The Maelstrom set down near the damaged Starling after one last scan for threats. Two ramps crashed open, and Captain Lindscomb led Lukas and two heavily armed Marine platoons down to the surface, spreading out as briefed.
“Go,” Lukas said, sending his corporal and their fire team onward to the crippled Starling. At his direction, the rest of his platoon fanned out to look for clues left by the missing crew. The Maelstrom dispensed several all-terrain vehicles driven by the corpsmen before lifting back up to observe from above.
Lukas assessed the condition of the Starling as he loped toward it to set a perimeter. Inconceivably, the main entry hatch looked crumpled inward, as if something, something big, had kicked it open. A drone lay on its side in the dirt nearby, one fin in the air, like roadkill on a Texas highway. Lukas noted it all with a steely grip on his emotions. If he let in one particle of worry for Carlynn, it would blow his rigid self-control to hell. In this moment, he was a Marine. Not a lover, not a fiancé. A Marine.
Bang-Bang woofed softly in alarm, then nosed the ground, trotting all around the outline of a vaguely star-shaped hump of dried mud. Supple green grasses rippled in all directions as far as the eye could see, broken up by clumps of large flowers and more brownish humps and knolls no more than a few feet in height at their highest centers. Approximately one klick away, a blackish ridge cut through the grass like a fish spine. No animals to be seen, but he knew from the aerial sweep of the area that herds were on the way. It was clouding up quickly. The muggy air sat heavy, and it stank like something damp and rotted, reminding him of bad cheese. It was even worse than Barésh with all its pollution crammed under a dome.
“Delta two/three to Delta six. Nothing,” radioed the corporal leading the fire team inside the Starling. “It’s clean. No bodies.”
No Carlynn. A shudder of relief came with the news. He had been granted a reprieve.
“But, Skippe
r, it looks like a murder scene in here, except with streaks and splatters of mud, not blood.” The corporal’s voice rang in all their earpieces through the shared frequency. “There’s gear missing, though—their weapons, the survival kit, tools. A med kit. But the portable radio transmitter’s still here. Wouldn’t have done them any good—it’s busted.”
“I believe it, seeing what happened to the front door,” Sergeant Jones said at Lukas’s side, a shoulder-mounted flux-grenade launcher weighing him down.
“They’ve taken up shelter somewhere,” Lukas said and scanned the landscape around him. Whatever had damaged the ship had been deemed enough of an ongoing threat to warrant risking a hasty escape into uncharted territory.
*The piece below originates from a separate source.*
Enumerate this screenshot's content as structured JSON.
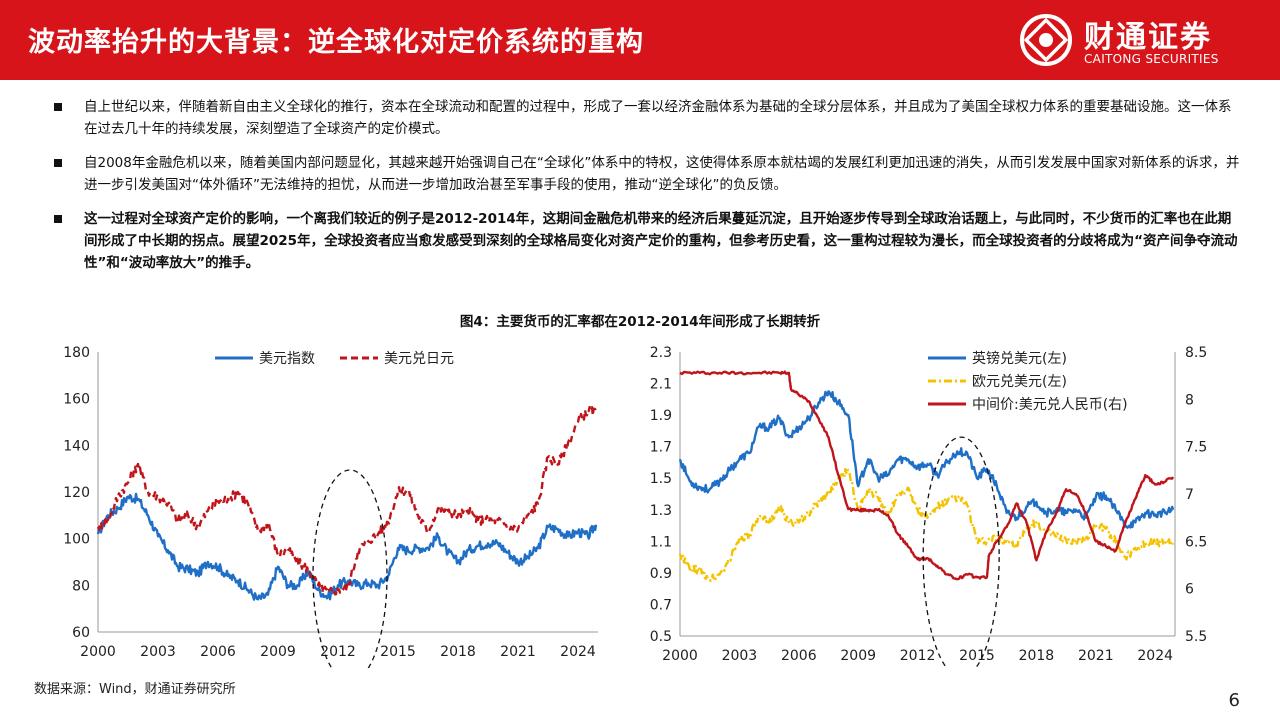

What the hell would have compelled them to do that?
Carlynn, where are you, babe?
Bang-Bang growled low in his throat and darted to the right. Lukas followed, watching the dog trace the contours of yet another one of the brown knolls. Rocks, maybe, under a coating of cracked, drying mud. Lukas kicked at one. Flakes of dirt cracked off, revealing more dirt. Bang-Bang sniffed where Lukas had kicked, then blew a gust out of his nose.
“Come on,” Lukas urged him. “Let’s keep moving.” There was a lot of ground to cover, and rain was on the way.
Bang-Bang growled, low and deep, then made a small whine. He half jumped, half skipped sideways away from the knoll, as if something unseen had surprised him—something unseen to Lukas, that was. The hair on the back of Lukas’s neck prickled. “What’s got you riled up, boy?”
Bang-Bang let out a sharp, distressed yip as Lukas hooked him back on his lead. Something definitely had him bothered.
“Omega Actual to Delta Six, we found something,” Lindscomb radioed to Lukas.
Lukas’s insides turned to ice. He wheeled around to see part of the company gathered around a small mound. “Not her, Lukas,” Lindscomb quickly reassured him via the comm. “But you’ll want to come take a look.”